Life Lessons In Basketball (Self-Reflection)

Basketball taught a number of things that I still apply to life today. Basketball isn’t just a game. It reveals what you’re truly like as a person and what type of character you have. (Photo Used by Permission of Derrick Houze)

January 19 marked the end of my JV basketball season. After blowing Wake Forest out by twenty points, we ended the season on a good note. Due to my teammate’s hard work during games and their competitive drive, the women’s JV basketball team ended the season 11-3.

I didn’t try-out freshman year, but I did try-out sophomore year (this year). A lot of people tend to ask me why I didn’t tryout last year. In response, I’d usually say that I was focusing on my academics or explain I injured myself prior to the season (true statement), but in all honesty, my heart just wasn’t in it. During freshman year I was going through different phases of my life, and at that time, I started to discover who I really am as a person.

As I made all these new self-discoveries about myself, I started to lose the passion and love I always had for the game of basketball. Those of you reading this might not think it was a big deal but, at the time, it was and still is for me. In fourth grade I started playing basketball, and since then, basketball was the love of my life. So for me, to all of a sudden lose the passion I once felt was a foreign, and unsettling, feeling.

To say the least, people were shocked when I decided not to try out for the team my freshman year. My parents were especially surprised, and even saddened, at the fact that I decided not to try out, because they knew how much the sport meant to me. My dad was extremely disappointed with the entire situation at that time, and I knew the reason was because I lost the passion every player is known to have for their sport.

However, I did understand where he was coming from. My dad and I have always had a close relationship, and basketball was the bond we shared that strengthened.

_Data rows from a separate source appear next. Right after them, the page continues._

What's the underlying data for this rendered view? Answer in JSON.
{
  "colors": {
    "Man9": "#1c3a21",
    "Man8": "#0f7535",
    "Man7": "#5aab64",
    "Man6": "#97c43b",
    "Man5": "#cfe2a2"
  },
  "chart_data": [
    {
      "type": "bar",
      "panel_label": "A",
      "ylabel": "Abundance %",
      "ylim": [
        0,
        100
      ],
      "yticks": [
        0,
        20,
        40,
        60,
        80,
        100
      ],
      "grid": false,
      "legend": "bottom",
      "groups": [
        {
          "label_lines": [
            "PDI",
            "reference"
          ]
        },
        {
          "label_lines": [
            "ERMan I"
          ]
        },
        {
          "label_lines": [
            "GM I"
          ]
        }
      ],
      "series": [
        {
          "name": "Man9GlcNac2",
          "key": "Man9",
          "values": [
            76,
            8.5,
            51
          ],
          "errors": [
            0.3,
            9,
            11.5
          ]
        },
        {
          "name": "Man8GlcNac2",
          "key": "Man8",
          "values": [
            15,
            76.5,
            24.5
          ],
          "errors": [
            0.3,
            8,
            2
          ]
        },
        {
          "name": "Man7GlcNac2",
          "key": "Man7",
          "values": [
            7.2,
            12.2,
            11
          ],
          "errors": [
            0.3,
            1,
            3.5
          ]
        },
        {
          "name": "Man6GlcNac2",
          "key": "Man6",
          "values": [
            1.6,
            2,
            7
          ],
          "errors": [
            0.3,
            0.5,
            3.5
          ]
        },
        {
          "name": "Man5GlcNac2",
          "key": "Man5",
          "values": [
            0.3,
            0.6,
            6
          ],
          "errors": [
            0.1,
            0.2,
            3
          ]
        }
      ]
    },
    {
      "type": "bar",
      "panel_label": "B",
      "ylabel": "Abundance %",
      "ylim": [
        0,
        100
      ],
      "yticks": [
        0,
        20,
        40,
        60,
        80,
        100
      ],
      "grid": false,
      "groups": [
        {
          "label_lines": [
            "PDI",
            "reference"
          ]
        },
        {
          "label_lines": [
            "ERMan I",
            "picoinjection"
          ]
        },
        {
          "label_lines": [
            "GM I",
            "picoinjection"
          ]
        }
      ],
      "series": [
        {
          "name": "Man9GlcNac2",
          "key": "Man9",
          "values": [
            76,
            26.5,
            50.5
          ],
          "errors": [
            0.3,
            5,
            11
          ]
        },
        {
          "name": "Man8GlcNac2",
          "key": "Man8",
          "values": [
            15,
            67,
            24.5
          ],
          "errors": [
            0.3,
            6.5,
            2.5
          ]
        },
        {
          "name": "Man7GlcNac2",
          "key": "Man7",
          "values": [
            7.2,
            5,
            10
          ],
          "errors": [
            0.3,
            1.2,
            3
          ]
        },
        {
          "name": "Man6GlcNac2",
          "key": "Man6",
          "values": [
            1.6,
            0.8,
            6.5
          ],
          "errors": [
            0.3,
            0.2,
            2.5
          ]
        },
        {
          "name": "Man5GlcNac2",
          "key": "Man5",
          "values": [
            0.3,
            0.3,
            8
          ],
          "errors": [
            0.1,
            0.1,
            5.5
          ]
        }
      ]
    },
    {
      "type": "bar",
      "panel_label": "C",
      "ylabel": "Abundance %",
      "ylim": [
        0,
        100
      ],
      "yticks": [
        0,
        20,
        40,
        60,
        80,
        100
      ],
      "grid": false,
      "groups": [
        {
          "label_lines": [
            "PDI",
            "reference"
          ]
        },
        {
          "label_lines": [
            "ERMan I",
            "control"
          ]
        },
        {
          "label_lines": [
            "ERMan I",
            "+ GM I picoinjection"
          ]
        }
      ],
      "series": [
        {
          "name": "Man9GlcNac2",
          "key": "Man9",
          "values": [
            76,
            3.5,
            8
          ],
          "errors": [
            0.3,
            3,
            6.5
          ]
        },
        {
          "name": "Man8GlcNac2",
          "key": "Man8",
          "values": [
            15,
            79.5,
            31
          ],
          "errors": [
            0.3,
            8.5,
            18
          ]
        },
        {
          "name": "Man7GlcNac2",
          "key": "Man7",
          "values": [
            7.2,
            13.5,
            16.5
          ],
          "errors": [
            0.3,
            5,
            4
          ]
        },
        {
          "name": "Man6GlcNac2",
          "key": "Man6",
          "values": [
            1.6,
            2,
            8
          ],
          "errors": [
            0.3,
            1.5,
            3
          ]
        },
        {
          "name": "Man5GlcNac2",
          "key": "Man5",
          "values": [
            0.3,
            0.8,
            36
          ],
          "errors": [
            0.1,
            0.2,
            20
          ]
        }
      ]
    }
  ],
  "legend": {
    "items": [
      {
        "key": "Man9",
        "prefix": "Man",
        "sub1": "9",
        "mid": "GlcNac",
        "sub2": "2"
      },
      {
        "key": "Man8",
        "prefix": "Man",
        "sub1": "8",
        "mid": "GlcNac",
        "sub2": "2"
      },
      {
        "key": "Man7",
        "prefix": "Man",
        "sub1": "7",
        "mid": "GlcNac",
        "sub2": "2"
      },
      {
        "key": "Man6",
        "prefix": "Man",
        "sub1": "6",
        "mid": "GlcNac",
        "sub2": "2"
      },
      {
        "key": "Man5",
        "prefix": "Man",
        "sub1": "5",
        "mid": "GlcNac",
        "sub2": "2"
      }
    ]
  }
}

When I decided to take a year off, and not play my freshman year, he couldn’t understand and was frustrated with me because “why would I just stop playing after so many years of going to camps, training sessions, and games.”

I didn’t try out because I didn’t want to play basketball while I still had a dull numb feeling for the sport. Did I want to play? Absolutely. Did I still love the game of basketball? Eh, somewhat. I felt that it would be unfair to myself, the coach, and the players if I participated in a game in which I felt no love for.

From the very beginning, I promised myself not to do something I didn’t have a love for and I stuck to that promise.

The first year was tough for me. I wanted to try new things and “see what was out there” when I really had all I wanted right in front of me. I didn’t realize that until the summer after freshman year. Once school ended, the feelings I once had for basketball started to reemerge. However, I didn’t want to say anything about returning to playing the game until I was completely certain. I wanted to think about what I was feeling and make sure it wasn’t just a one time thing. Once I had gotten myself together and my priorities straight I got back into playing basketball. Sure, I was a little rusty but it was only a short time before I was back into the swing of things. I can honestly say that I didn’t know how much I truly missed playing basketball, being on a team, and just having a close relationship with my teammates.

By the time the basketball season came back around sophomore year, I was ready. I did the best I could in tryouts, and I made it onto the junior varsity team. I didn’t care that I was on junior varsity because I’d have a greater chance a playing. I was just happy…no, I was giddy that I made the team period.

As the basketball season progressed and started to come to a close, I thought about everything I learned since freshman year. My basketball experience showed me how independent I can be and really taught how to admit when I’m in the wrong. Thanks to what I went through in freshman year, I now know how to handle difficult situations and solve my own problems. I learned that there is a life lesson in everything. The game of basketball just so happens to have taught me that.